Richard B. LIEBERT, Appellant, v.
Appellant, Richard B. Liebert, challenges the trial court's order denying his motion to vacate an order enforcing a foreign child support judgment. We reverse because the State of Florida Department of Revenue (DOR) failed to prove that an application had been made for its child support enforcement services, i.e., that it had standing to seek enforcement of child support arrearages on behalf of Raye R. Liebert, appellant's former wife.
Appellant is a resident of Pinellas County, Florida, and his former wife is a resident of the State of New Hampshire. DOR seeks to enforce a child support order entered by a Connecticut court and alleges that appellant is $4,438 in arrears. The children for whom the support is owed have been emancipated, and there is no obligation for ongoing support. Raye Liebert is not a recipient of public assistance. DOR's petition seeking enforcement of the Connecticut order alleges that Raye Liebert is an eligible Title IV-D 1 client. However, the only attachments to the petition are the Connecticut support order and a notarized form from the State of New Hampshire entitled “Payee's Statement of Arrearages” signed by Raye Liebert attesting to the amount of the arrearage. The “Payee's Statement of Arrearages” was not received in evidence.

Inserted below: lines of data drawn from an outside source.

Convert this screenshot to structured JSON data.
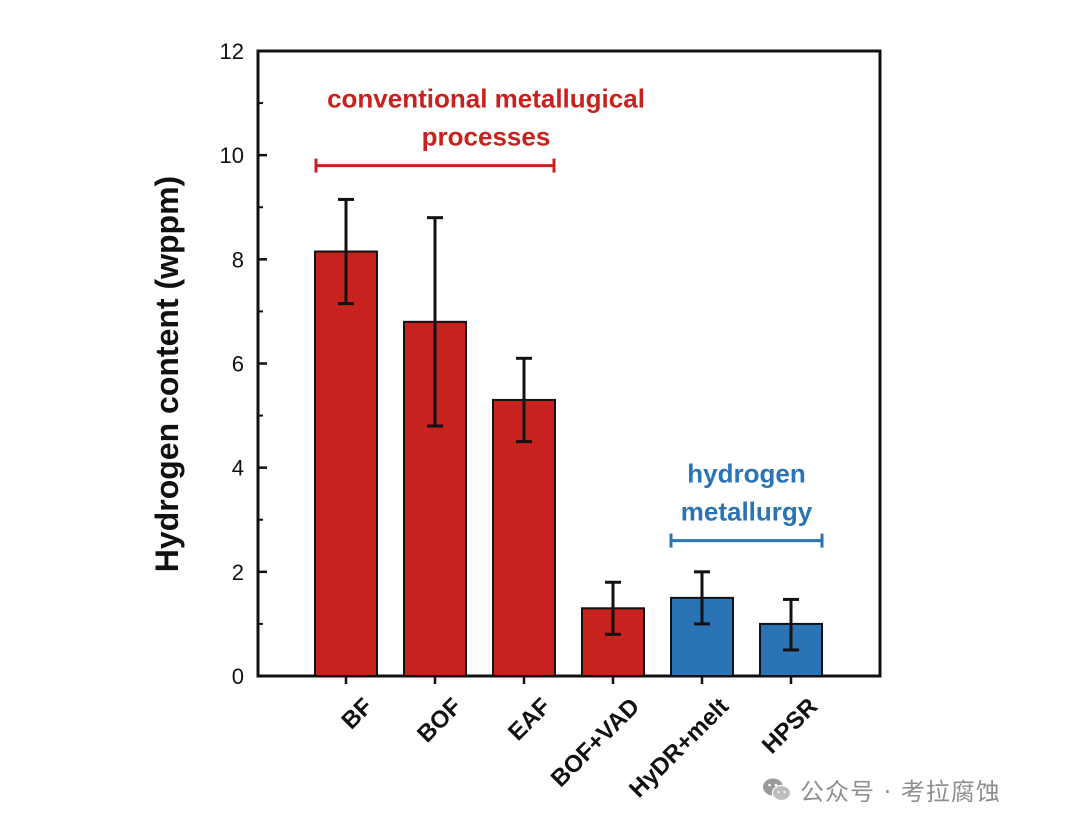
{
  "chart_data": {
    "type": "bar",
    "ylabel": "Hydrogen content (wppm)",
    "xlabel": "",
    "ylim": [
      0,
      12
    ],
    "yticks": [
      0,
      2,
      4,
      6,
      8,
      10,
      12
    ],
    "categories": [
      "BF",
      "BOF",
      "EAF",
      "BOF+VAD",
      "HyDR+melt",
      "HPSR"
    ],
    "values": [
      8.15,
      6.8,
      5.3,
      1.3,
      1.5,
      1.0
    ],
    "error_low": [
      7.15,
      4.8,
      4.5,
      0.8,
      1.0,
      0.5
    ],
    "error_high": [
      9.15,
      8.8,
      6.1,
      1.8,
      2.0,
      1.47
    ],
    "colors": [
      "#c8221e",
      "#c8221e",
      "#c8221e",
      "#c8221e",
      "#2a73b4",
      "#2a73b4"
    ],
    "groups": [
      {
        "label_lines": [
          "conventional metallugical",
          "processes"
        ],
        "from": "BF",
        "to": "EAF",
        "bracket_y": 9.8,
        "color": "#c8221e"
      },
      {
        "label_lines": [
          "hydrogen",
          "metallurgy"
        ],
        "from": "HyDR+melt",
        "to": "HPSR",
        "bracket_y": 2.6,
        "color": "#2a73b4"
      }
    ],
    "grid": false
  },
  "watermark": {
    "icon": "wechat-icon",
    "text": "公众号 · 考拉腐蚀"
  }
}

Appellant filed a motion to dismiss alleging that DOR lacked standing to bring the action because its petition failed to allege that either Raye Liebert or the State of New Hampshire had applied for DOR services. This motion was denied. Appellant then sought discovery of any documents showing that either Raye Liebert or the State of New Hampshire had applied for DOR services. The child support hearing officer denied the discovery request, citing sections 409.2567 and 409.2564(1), Florida Statutes (1997), and finding it irrelevant whether or not an application had been filed with DOR for services. Section 409.2567 provides:
All child support services provided by the department shall be made available on behalf of all dependent children. Services shall be provided upon acceptance of public assistance or upon proper application filed with the department․
Section 409.2564(1) provides:
In each case in which regular support payments are not being made as provided herein, the department shall institute ․ action as is necessary to secure the obligor's payment of current support and any arrearage which may have accrued under an existing order of support.

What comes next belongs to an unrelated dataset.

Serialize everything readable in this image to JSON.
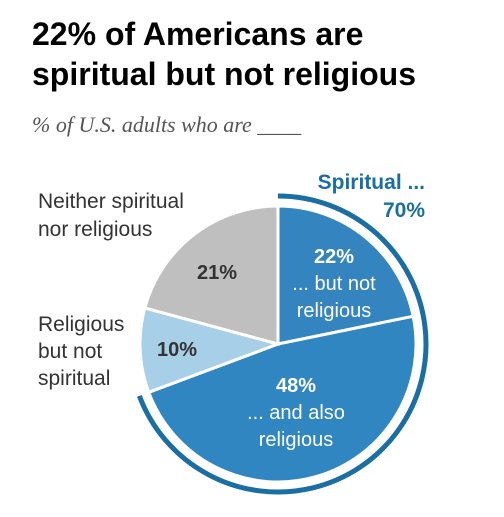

It is error to hold that DOR has standing to bring an enforcement action where, as here, the obligee has not accepted public assistance; the children are emancipated; and the record is devoid of any competent evidence that the obligee filed an application seeking DOR's enforcement services or that another state has requested that DOR enforce a foreign support judgment. To so hold would vest DOR with unbridled authority to seek child support enforcement against any obligor regardless of whether or not the obligee or another state has sought such enforcement.2 Thus, the trial court erred in denying appellant's discovery request and motion to dismiss.
The petition filed by DOR seeking to enforce the foreign child support judgment should have asserted the statutory basis of DOR's standing. Additionally, appellant should have been allowed the opportunity to challenge DOR's standing to represent the obligee. DOR argues that section 409.2579, Florida Statutes (1997), bars it from disclosing any information, including an application by an individual or by another state for DOR child enforcement services. Section 409.2579(1)(b), Florida Statutes (1997), provides:
Information concerning applications for or recipients of Title IV-D child support services is confidential and exempt from the provisions of s. 119.07(1). The use and disclosure of such information by the IV-D program is limited to purposes directly connected with:
(b) Any investigation, prosecution, or criminal or civil proceeding connected with the administration of any such plan or program․
Thus, contrary to DOR's position, it would appear that the statute expressly provides for disclosure of the type of information sought by appellant, i.e., evidence that the obligee or another state has made a proper request for DOR's services. The court may inspect the records, in camera, to ensure that disclosure is made only to the extent necessary to verify DOR's standing.
We, therefore, reverse the trial court's order denying the motion to vacate. We vacate the order enforcing the foreign child support judgment and remand with directions for the trial court to dismiss the action without prejudice to DOR to amend its petition.
1. 42 U.S.C.A. § 654 (1997).
2. The Florida Administrative Code, Chapter 12E-1.004, makes a distinction between recipients of public assistance and non-recipients of public assistance as it pertains to the requirement of filing an application. It provides that DOR shall initiate necessary child support enforcement for recipients of public assistance without the necessity of an application. However, for non-recipients of public assistance an application is required. See Fla. Admin. Code r. 12E-1.004(2)(c)(1) (1997). In the case of a foreign child support order, section 88.3071, Florida Statutes (1997), provides that DOR shall provide services for support enforcement upon request from a petitioner, either an initiating state or custodial parent. Thus, in both cases DOR's standing to seek enforcement of a support order for a non-recipient custodial parent stems from a request for services either by an application from the custodial parent or a request from an initiating state.
CAMPBELL, A.C.J., and WHATLEY, J., Concur.